Stripping away the ground cover to harvest trees in a clear cut destroys those networks, and planting just one species of tree loses all of the surviving network that requires a mix of species to thrive. Simard first began to wonder about this when she noted that many of the seedlings she was planting in clear cuts while working as a forester failed to thrive, despite supposedly being selected as prime stock.
Simard’s work is part of growing body of work parsing out all the ways a diverse forest interacts to maintain itself and respond to disruption. “Mother trees” for example are mature individuals who may go so far as to stint their own needs to boost the survival of their seedlings.
Unlike humans, forest communities function for the long term, not just immediate survival. A diverse plant community supports a greater variety of animal and bird species.
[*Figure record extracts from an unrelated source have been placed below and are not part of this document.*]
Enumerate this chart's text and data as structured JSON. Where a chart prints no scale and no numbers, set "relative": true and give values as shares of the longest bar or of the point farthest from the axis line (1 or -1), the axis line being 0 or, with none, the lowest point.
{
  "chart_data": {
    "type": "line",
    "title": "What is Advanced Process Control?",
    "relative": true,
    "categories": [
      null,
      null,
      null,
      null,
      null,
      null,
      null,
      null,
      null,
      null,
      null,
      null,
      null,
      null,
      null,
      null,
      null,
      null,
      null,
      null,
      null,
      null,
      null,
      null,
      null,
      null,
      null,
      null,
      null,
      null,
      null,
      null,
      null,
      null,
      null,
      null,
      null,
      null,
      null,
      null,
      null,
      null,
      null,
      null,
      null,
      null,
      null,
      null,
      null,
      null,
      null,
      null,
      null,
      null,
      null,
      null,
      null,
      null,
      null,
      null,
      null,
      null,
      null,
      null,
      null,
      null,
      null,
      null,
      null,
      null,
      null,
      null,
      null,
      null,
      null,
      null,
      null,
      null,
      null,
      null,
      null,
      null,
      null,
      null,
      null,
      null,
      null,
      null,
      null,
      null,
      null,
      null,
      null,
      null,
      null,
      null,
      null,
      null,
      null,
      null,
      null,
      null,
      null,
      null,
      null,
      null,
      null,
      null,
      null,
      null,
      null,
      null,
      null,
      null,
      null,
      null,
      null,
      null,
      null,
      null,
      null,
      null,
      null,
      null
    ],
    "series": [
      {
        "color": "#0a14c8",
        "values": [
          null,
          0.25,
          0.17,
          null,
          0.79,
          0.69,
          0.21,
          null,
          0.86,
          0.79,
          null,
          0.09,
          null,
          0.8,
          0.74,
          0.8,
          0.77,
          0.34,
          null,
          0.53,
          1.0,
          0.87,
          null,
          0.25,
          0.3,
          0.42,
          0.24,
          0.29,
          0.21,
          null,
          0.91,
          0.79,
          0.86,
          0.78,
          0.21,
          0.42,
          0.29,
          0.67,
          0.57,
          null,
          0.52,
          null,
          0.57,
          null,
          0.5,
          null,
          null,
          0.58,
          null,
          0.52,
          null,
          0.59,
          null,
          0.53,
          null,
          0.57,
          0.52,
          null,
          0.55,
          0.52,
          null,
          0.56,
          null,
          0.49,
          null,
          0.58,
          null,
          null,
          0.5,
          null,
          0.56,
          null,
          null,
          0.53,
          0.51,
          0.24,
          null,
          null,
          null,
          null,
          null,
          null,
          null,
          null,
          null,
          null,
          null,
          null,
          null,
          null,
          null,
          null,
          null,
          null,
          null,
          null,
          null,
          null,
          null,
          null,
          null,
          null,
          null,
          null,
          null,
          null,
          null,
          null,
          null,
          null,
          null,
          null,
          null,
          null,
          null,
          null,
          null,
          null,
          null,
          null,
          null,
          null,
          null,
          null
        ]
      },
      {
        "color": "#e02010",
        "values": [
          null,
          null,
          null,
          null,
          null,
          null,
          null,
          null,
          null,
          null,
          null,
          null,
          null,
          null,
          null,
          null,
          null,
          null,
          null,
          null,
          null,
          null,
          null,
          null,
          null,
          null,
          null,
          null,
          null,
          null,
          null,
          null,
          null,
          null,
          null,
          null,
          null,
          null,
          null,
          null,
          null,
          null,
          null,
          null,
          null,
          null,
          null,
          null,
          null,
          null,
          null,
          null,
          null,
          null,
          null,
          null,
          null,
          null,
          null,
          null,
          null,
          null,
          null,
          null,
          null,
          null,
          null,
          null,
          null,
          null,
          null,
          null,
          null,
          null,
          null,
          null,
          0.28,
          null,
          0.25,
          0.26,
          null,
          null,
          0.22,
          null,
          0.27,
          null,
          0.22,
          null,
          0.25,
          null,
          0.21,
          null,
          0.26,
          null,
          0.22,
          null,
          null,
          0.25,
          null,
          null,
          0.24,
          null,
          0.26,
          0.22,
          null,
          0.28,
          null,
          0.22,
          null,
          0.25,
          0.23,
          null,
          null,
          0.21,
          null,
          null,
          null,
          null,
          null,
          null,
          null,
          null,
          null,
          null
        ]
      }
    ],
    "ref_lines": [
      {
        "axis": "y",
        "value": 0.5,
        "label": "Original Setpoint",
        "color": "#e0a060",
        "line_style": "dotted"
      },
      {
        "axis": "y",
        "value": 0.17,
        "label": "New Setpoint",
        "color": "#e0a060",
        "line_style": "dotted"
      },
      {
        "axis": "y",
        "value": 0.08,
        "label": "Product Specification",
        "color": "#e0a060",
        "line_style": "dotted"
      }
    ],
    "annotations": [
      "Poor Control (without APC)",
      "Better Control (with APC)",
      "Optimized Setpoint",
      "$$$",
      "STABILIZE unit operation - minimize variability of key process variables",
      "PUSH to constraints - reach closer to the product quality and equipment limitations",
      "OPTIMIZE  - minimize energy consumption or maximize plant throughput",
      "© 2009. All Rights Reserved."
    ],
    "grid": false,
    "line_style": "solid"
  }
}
Species diversity allows these biological communities to respond to disruption like fire, flood, drought, disease, etc. to maintain themselves over time. Even so, climate change is stressing them, perhaps faster than they can respond. So, what chance does a monoculture like acres and acres of black spruce all the same age planted six feet apart have as things get hotter and drier?
Kauffman’s Rule 5 applies here, and not just to natural systems:
5. Nature knows best. Natural ecosystems have evolved over millions of years, and everything in them has a role to play. Be very suspicious of any proposal to alter or eliminate an apparently "useless" part of the system. If it looks useless, that just means that you don't understand its function, and the risk of doing harm is that much greater. When in doubt, be careful, and always try to find a "natural" solution to a problem if at all possible.
Superficially, planting thousands of trees must have seemed like a good idea at the time, but doing it in a way that just served logging company interests turns out to have been a bad idea. It was a policy choice as the essay notes: “In Ontario the responsibility for woodland regeneration had largely been transferred to the forestry businesses that held the logging contracts; as part of those contracts, they could do things like cut more trees or reduce their government fees if they invested in reforestation.” The logging company got the profits — the rest of us are getting the costs. If there is a justification for clear cutting a forest other than maximizing profits, I am not aware of it.
Climate Change is a stress test that’s revealing all of the vulnerabilities human activity has created around the world. The short-term thinking that only focuses on immediate returns and increasing shareholder value is ultimately self-defeating in the long run — and that run is coming to an end.
It’s not enough to mean well. We must know that what we do actually turns out well.